Martial songs blare “Strike Tel Aviv!” from one of the few cars daring to chance the roads.
But fatalism rather than triumphalism defines Gazans’ reaction to the Israeli air assault that began on Wednesday, and a feeling that no matter how deep the pain, their experience is not without precedent and will not soon end.
A man was executed in the street this week accused of spying for Israel. Hamas has warned that price-gougers trying to exploit the coming shortages of food and medicine will be dealt with harshly. Hardship is neither new nor shocking.
Gaza has seen it all before.
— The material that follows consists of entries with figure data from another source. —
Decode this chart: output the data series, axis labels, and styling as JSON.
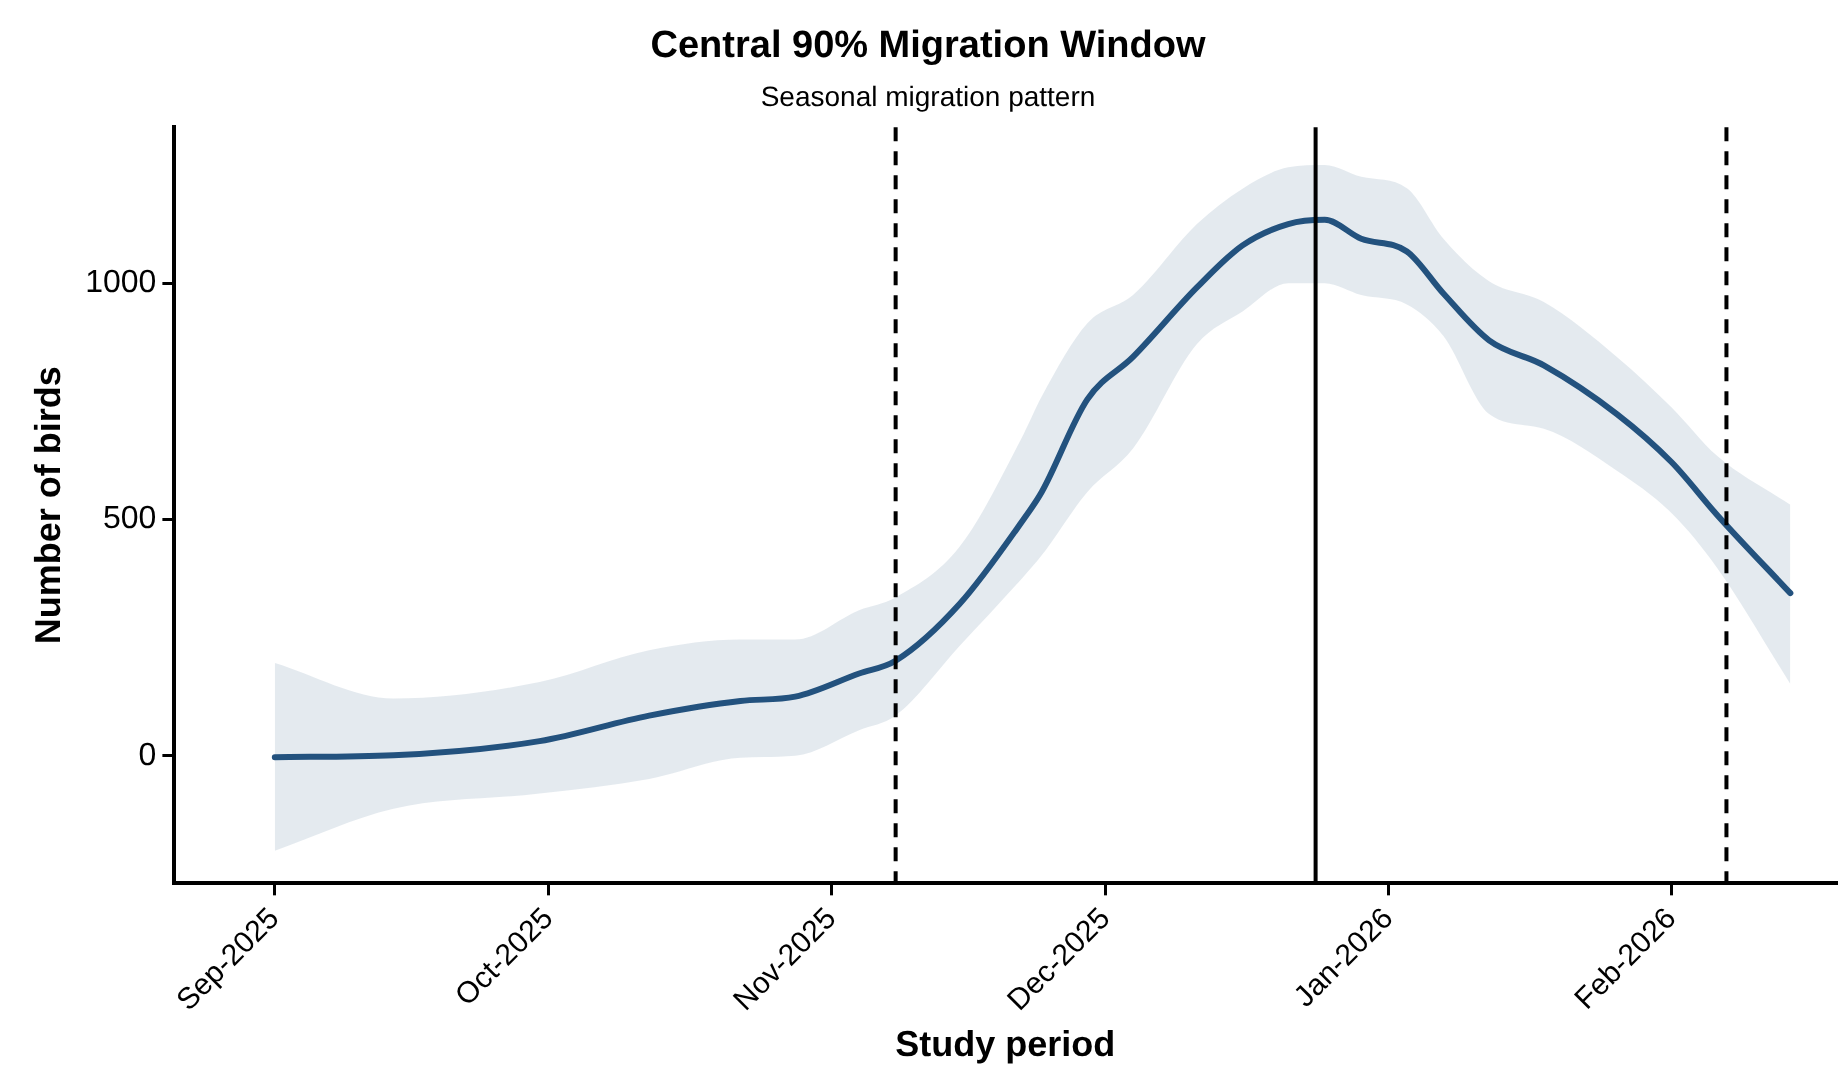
{
  "chart_data": {
    "type": "line",
    "title": "Central 90% Migration Window",
    "subtitle": "Seasonal migration pattern",
    "xlabel": "Study period",
    "ylabel": "Number of birds",
    "x": [
      "2025-09-01",
      "2025-09-14",
      "2025-09-30",
      "2025-10-12",
      "2025-10-22",
      "2025-10-28",
      "2025-11-04",
      "2025-11-08",
      "2025-11-15",
      "2025-11-22",
      "2025-11-24",
      "2025-11-29",
      "2025-12-04",
      "2025-12-11",
      "2025-12-16",
      "2025-12-21",
      "2025-12-25",
      "2025-12-29",
      "2026-01-03",
      "2026-01-07",
      "2026-01-12",
      "2026-01-18",
      "2026-01-26",
      "2026-02-01",
      "2026-02-06",
      "2026-02-14"
    ],
    "series": [
      {
        "color": "#24527f",
        "values": [
          -3,
          1,
          31,
          85,
          116,
          125,
          174,
          201,
          321,
          500,
          558,
          754,
          844,
          991,
          1080,
          1125,
          1134,
          1094,
          1067,
          978,
          879,
          826,
          723,
          621,
          509,
          344
        ],
        "lower": [
          -201,
          -112,
          -80,
          -49,
          -4,
          0,
          54,
          85,
          232,
          379,
          424,
          558,
          650,
          871,
          940,
          1000,
          1000,
          975,
          955,
          888,
          723,
          692,
          603,
          513,
          397,
          152
        ],
        "upper": [
          196,
          121,
          156,
          223,
          246,
          246,
          308,
          335,
          442,
          680,
          760,
          915,
          975,
          1125,
          1200,
          1245,
          1250,
          1225,
          1201,
          1094,
          1004,
          960,
          844,
          737,
          634,
          531
        ]
      }
    ],
    "xlim": [
      "2025-08-21",
      "2026-02-19"
    ],
    "xticks": [
      {
        "value": "2025-09-01",
        "label": "Sep-2025"
      },
      {
        "value": "2025-10-01",
        "label": "Oct-2025"
      },
      {
        "value": "2025-11-01",
        "label": "Nov-2025"
      },
      {
        "value": "2025-12-01",
        "label": "Dec-2025"
      },
      {
        "value": "2026-01-01",
        "label": "Jan-2026"
      },
      {
        "value": "2026-02-01",
        "label": "Feb-2026"
      }
    ],
    "ylim": [
      -270,
      1330
    ],
    "yticks": [
      0,
      500,
      1000
    ],
    "ref_lines": [
      {
        "axis": "x",
        "value": "2025-11-08",
        "color": "#000000",
        "line_style": "dashed"
      },
      {
        "axis": "x",
        "value": "2025-12-24",
        "color": "#000000",
        "line_style": "solid"
      },
      {
        "axis": "x",
        "value": "2026-02-07",
        "color": "#000000",
        "line_style": "dashed"
      }
    ],
    "grid": false,
    "legend": false,
    "marker": "none",
    "line_style": "solid"
  }
}
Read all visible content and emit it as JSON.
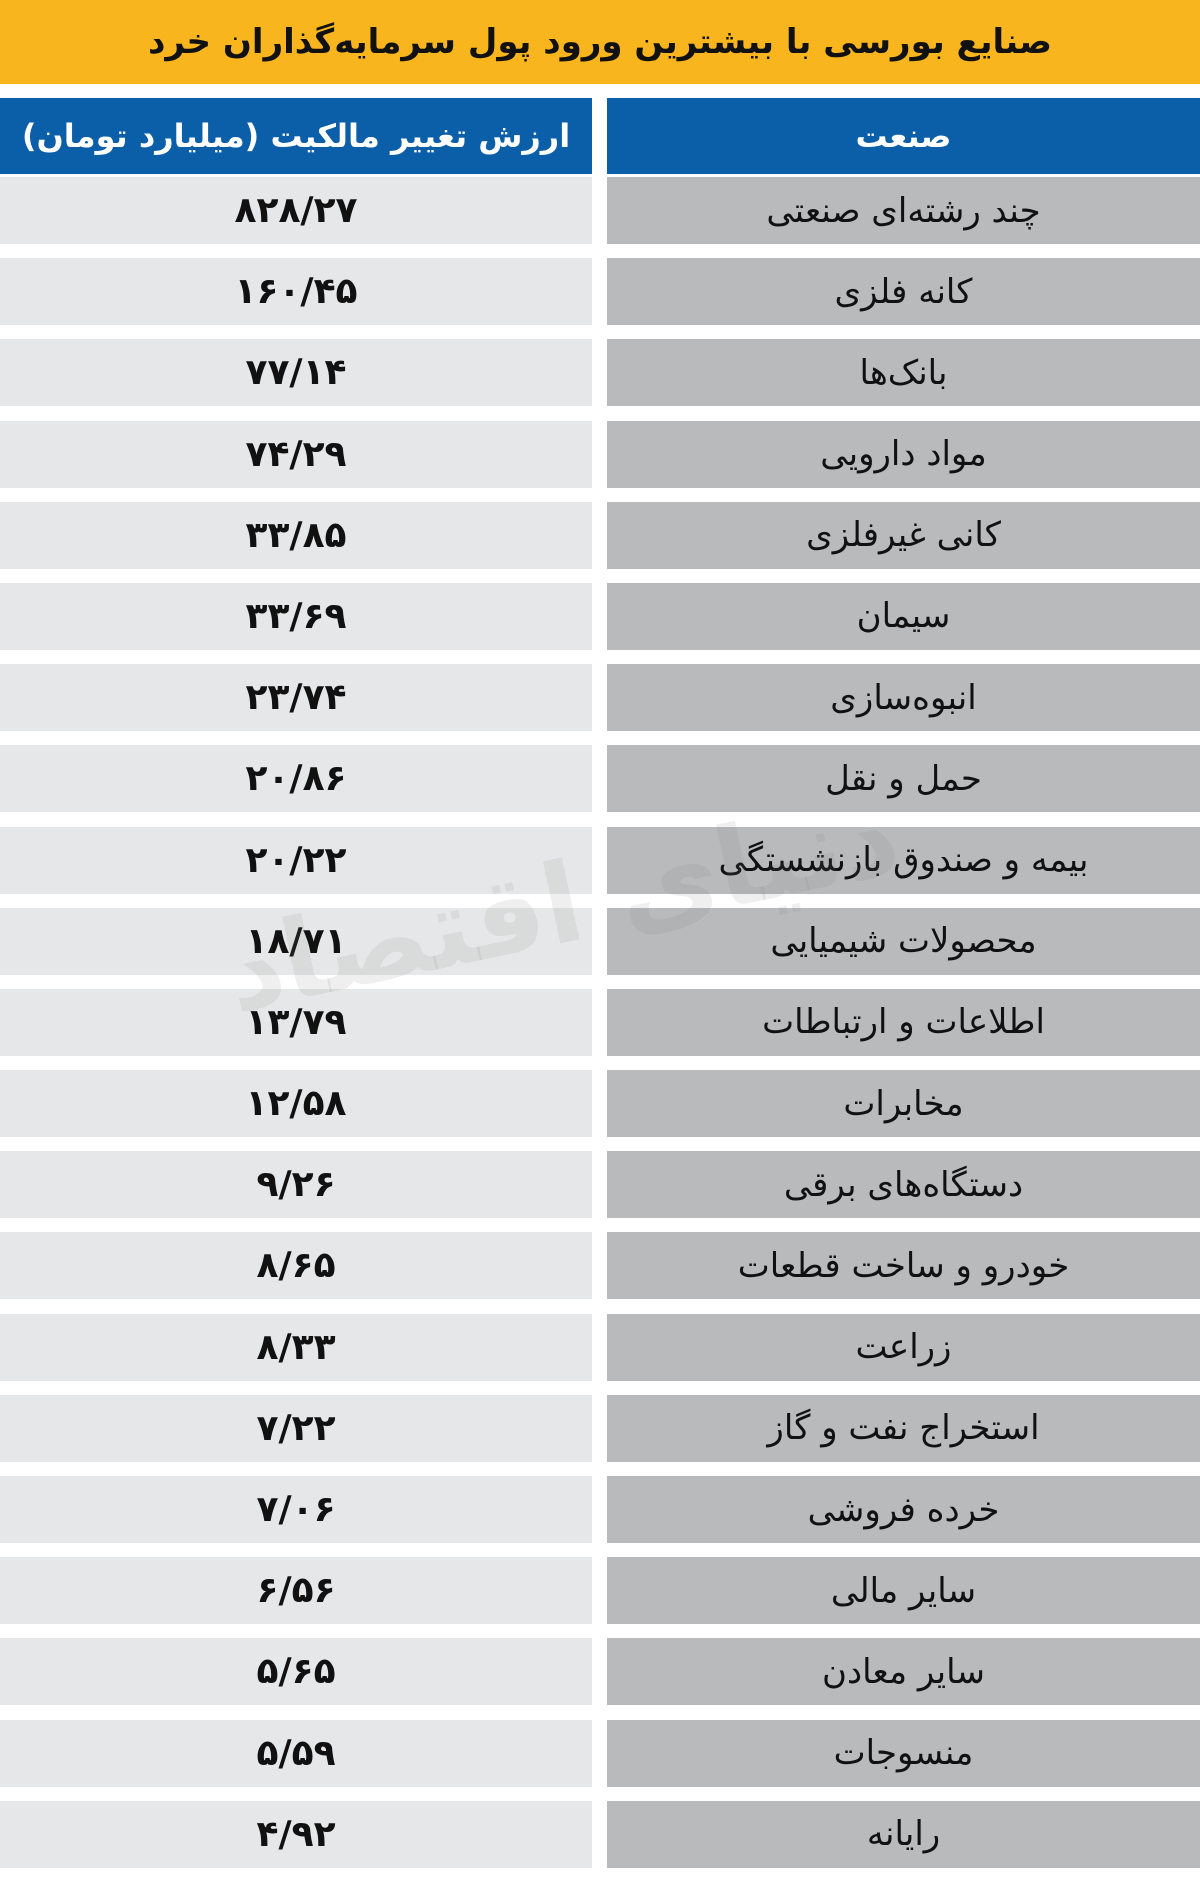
{
  "title": "صنایع بورسی با بیشترین ورود پول سرمایه‌گذاران خرد",
  "headers": {
    "industry": "صنعت",
    "value": "ارزش تغییر مالکیت (میلیارد تومان)"
  },
  "colors": {
    "title_bg": "#f8b51d",
    "header_bg": "#0b5ea8",
    "value_cell": "#e6e7e8",
    "industry_cell": "#b9babc"
  },
  "rows": [
    {
      "industry": "چند رشته‌ای صنعتی",
      "value": "۸۲۸/۲۷"
    },
    {
      "industry": "کانه فلزی",
      "value": "۱۶۰/۴۵"
    },
    {
      "industry": "بانک‌ها",
      "value": "۷۷/۱۴"
    },
    {
      "industry": "مواد دارویی",
      "value": "۷۴/۲۹"
    },
    {
      "industry": "کانی غیرفلزی",
      "value": "۳۳/۸۵"
    },
    {
      "industry": "سیمان",
      "value": "۳۳/۶۹"
    },
    {
      "industry": "انبوه‌سازی",
      "value": "۲۳/۷۴"
    },
    {
      "industry": "حمل و نقل",
      "value": "۲۰/۸۶"
    },
    {
      "industry": "بیمه و صندوق بازنشستگی",
      "value": "۲۰/۲۲"
    },
    {
      "industry": "محصولات شیمیایی",
      "value": "۱۸/۷۱"
    },
    {
      "industry": "اطلاعات و ارتباطات",
      "value": "۱۳/۷۹"
    },
    {
      "industry": "مخابرات",
      "value": "۱۲/۵۸"
    },
    {
      "industry": "دستگاه‌های برقی",
      "value": "۹/۲۶"
    },
    {
      "industry": "خودرو و ساخت قطعات",
      "value": "۸/۶۵"
    },
    {
      "industry": "زراعت",
      "value": "۸/۳۳"
    },
    {
      "industry": "استخراج نفت و گاز",
      "value": "۷/۲۲"
    },
    {
      "industry": "خرده فروشی",
      "value": "۷/۰۶"
    },
    {
      "industry": "سایر مالی",
      "value": "۶/۵۶"
    },
    {
      "industry": "سایر معادن",
      "value": "۵/۶۵"
    },
    {
      "industry": "منسوجات",
      "value": "۵/۵۹"
    },
    {
      "industry": "رایانه",
      "value": "۴/۹۲"
    }
  ],
  "watermark": "دنیای اقتصاد"
}
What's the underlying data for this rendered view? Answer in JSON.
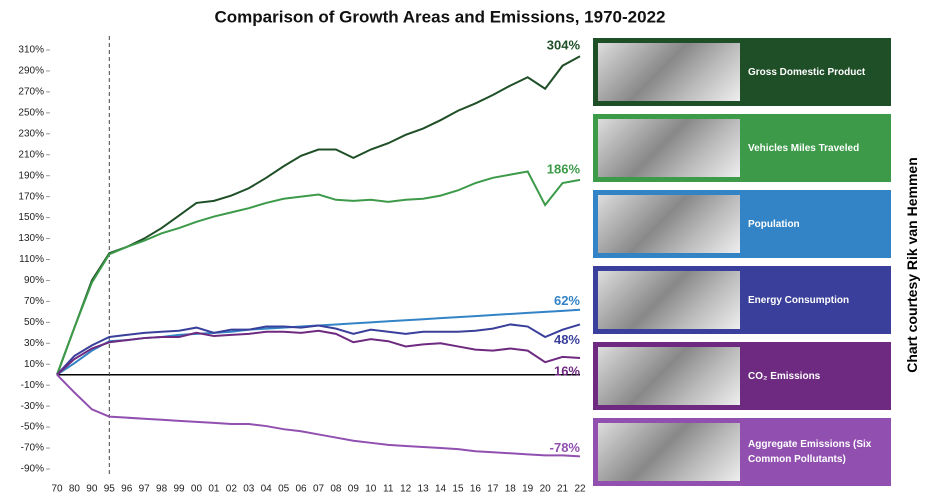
{
  "chart_data": {
    "type": "line",
    "title": "Comparison of Growth Areas and Emissions, 1970-2022",
    "credit": "Chart courtesy Rik van Hemmen",
    "categories": [
      "70",
      "80",
      "90",
      "95",
      "96",
      "97",
      "98",
      "99",
      "00",
      "01",
      "02",
      "03",
      "04",
      "05",
      "06",
      "07",
      "08",
      "09",
      "10",
      "11",
      "12",
      "13",
      "14",
      "15",
      "16",
      "17",
      "18",
      "19",
      "20",
      "21",
      "22"
    ],
    "reference_line": "95",
    "ylim": [
      -90,
      310
    ],
    "yticks": [
      {
        "value": -90,
        "label": "-90%"
      },
      {
        "value": -70,
        "label": "-70%"
      },
      {
        "value": -50,
        "label": "-50%"
      },
      {
        "value": -30,
        "label": "-30%"
      },
      {
        "value": -10,
        "label": "-10%"
      },
      {
        "value": 10,
        "label": "10%"
      },
      {
        "value": 30,
        "label": "30%"
      },
      {
        "value": 50,
        "label": "50%"
      },
      {
        "value": 70,
        "label": "70%"
      },
      {
        "value": 90,
        "label": "90%"
      },
      {
        "value": 110,
        "label": "110%"
      },
      {
        "value": 130,
        "label": "130%"
      },
      {
        "value": 150,
        "label": "150%"
      },
      {
        "value": 170,
        "label": "170%"
      },
      {
        "value": 190,
        "label": "190%"
      },
      {
        "value": 210,
        "label": "210%"
      },
      {
        "value": 230,
        "label": "230%"
      },
      {
        "value": 250,
        "label": "250%"
      },
      {
        "value": 270,
        "label": "270%"
      },
      {
        "value": 290,
        "label": "290%"
      },
      {
        "value": 310,
        "label": "310%"
      }
    ],
    "series": [
      {
        "name": "Gross Domestic Product",
        "color": "#1f4f27",
        "values": [
          0,
          45,
          90,
          116,
          122,
          130,
          140,
          152,
          164,
          166,
          171,
          178,
          188,
          199,
          209,
          215,
          215,
          207,
          215,
          221,
          229,
          235,
          243,
          252,
          259,
          267,
          276,
          284,
          273,
          295,
          304
        ],
        "value_labels": [
          null,
          null,
          null,
          null,
          null,
          null,
          null,
          null,
          null,
          null,
          null,
          null,
          null,
          null,
          null,
          null,
          null,
          null,
          null,
          null,
          null,
          null,
          null,
          null,
          null,
          null,
          null,
          null,
          null,
          null,
          "304%"
        ]
      },
      {
        "name": "Vehicles Miles Traveled",
        "color": "#3c9a49",
        "values": [
          0,
          45,
          88,
          115,
          122,
          128,
          135,
          140,
          146,
          151,
          155,
          159,
          164,
          168,
          170,
          172,
          167,
          166,
          167,
          165,
          167,
          168,
          171,
          176,
          183,
          188,
          191,
          194,
          162,
          183,
          186
        ],
        "value_labels": [
          null,
          null,
          null,
          null,
          null,
          null,
          null,
          null,
          null,
          null,
          null,
          null,
          null,
          null,
          null,
          null,
          null,
          null,
          null,
          null,
          null,
          null,
          null,
          null,
          null,
          null,
          null,
          null,
          null,
          null,
          "186%"
        ]
      },
      {
        "name": "Population",
        "color": "#3384c6",
        "values": [
          0,
          11,
          23,
          32,
          33,
          35,
          36,
          38,
          39,
          40,
          41,
          43,
          44,
          45,
          46,
          47,
          48,
          49,
          50,
          51,
          52,
          53,
          54,
          55,
          56,
          57,
          58,
          59,
          60,
          61,
          62
        ],
        "value_labels": [
          null,
          null,
          null,
          null,
          null,
          null,
          null,
          null,
          null,
          null,
          null,
          null,
          null,
          null,
          null,
          null,
          null,
          null,
          null,
          null,
          null,
          null,
          null,
          null,
          null,
          null,
          null,
          null,
          null,
          null,
          "62%"
        ]
      },
      {
        "name": "Energy Consumption",
        "color": "#393f9a",
        "values": [
          0,
          18,
          28,
          36,
          38,
          40,
          41,
          42,
          45,
          40,
          43,
          43,
          46,
          46,
          45,
          47,
          44,
          39,
          43,
          41,
          39,
          41,
          41,
          41,
          42,
          44,
          48,
          46,
          36,
          43,
          48
        ],
        "value_labels": [
          null,
          null,
          null,
          null,
          null,
          null,
          null,
          null,
          null,
          null,
          null,
          null,
          null,
          null,
          null,
          null,
          null,
          null,
          null,
          null,
          null,
          null,
          null,
          null,
          null,
          null,
          null,
          null,
          null,
          null,
          "48%"
        ]
      },
      {
        "name": "CO₂ Emissions",
        "color": "#6e2a80",
        "values": [
          0,
          15,
          25,
          31,
          33,
          35,
          36,
          36,
          40,
          37,
          38,
          39,
          41,
          41,
          40,
          42,
          39,
          31,
          34,
          32,
          27,
          29,
          30,
          27,
          24,
          23,
          25,
          23,
          12,
          17,
          16
        ],
        "value_labels": [
          null,
          null,
          null,
          null,
          null,
          null,
          null,
          null,
          null,
          null,
          null,
          null,
          null,
          null,
          null,
          null,
          null,
          null,
          null,
          null,
          null,
          null,
          null,
          null,
          null,
          null,
          null,
          null,
          null,
          null,
          "16%"
        ]
      },
      {
        "name": "Aggregate Emissions (Six Common Pollutants)",
        "color": "#9150b0",
        "values": [
          0,
          -17,
          -33,
          -40,
          -41,
          -42,
          -43,
          -44,
          -45,
          -46,
          -47,
          -47,
          -49,
          -52,
          -54,
          -57,
          -60,
          -63,
          -65,
          -67,
          -68,
          -69,
          -70,
          -71,
          -73,
          -74,
          -75,
          -76,
          -77,
          -77,
          -78
        ],
        "value_labels": [
          null,
          null,
          null,
          null,
          null,
          null,
          null,
          null,
          null,
          null,
          null,
          null,
          null,
          null,
          null,
          null,
          null,
          null,
          null,
          null,
          null,
          null,
          null,
          null,
          null,
          null,
          null,
          null,
          null,
          null,
          "-78%"
        ]
      }
    ]
  }
}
The last Gaza war, a lopsided three-week-long Israeli air blitz and ground invasion in 2008-2009, left more than 1,400 Palestinians dead, mostly civilians. Israel lost 13 killed.
Whole city districts were flattened by giant Israeli army bulldozers clearing a firebase for invasion troops and tanks. Factories were destroyed, concrete houses were pancaked, with their dismal owners cooking over campfires in the ruins.
In such situations, the need for food and shelter is paramount, and Gaza’s Islamist Hamas authorities know it.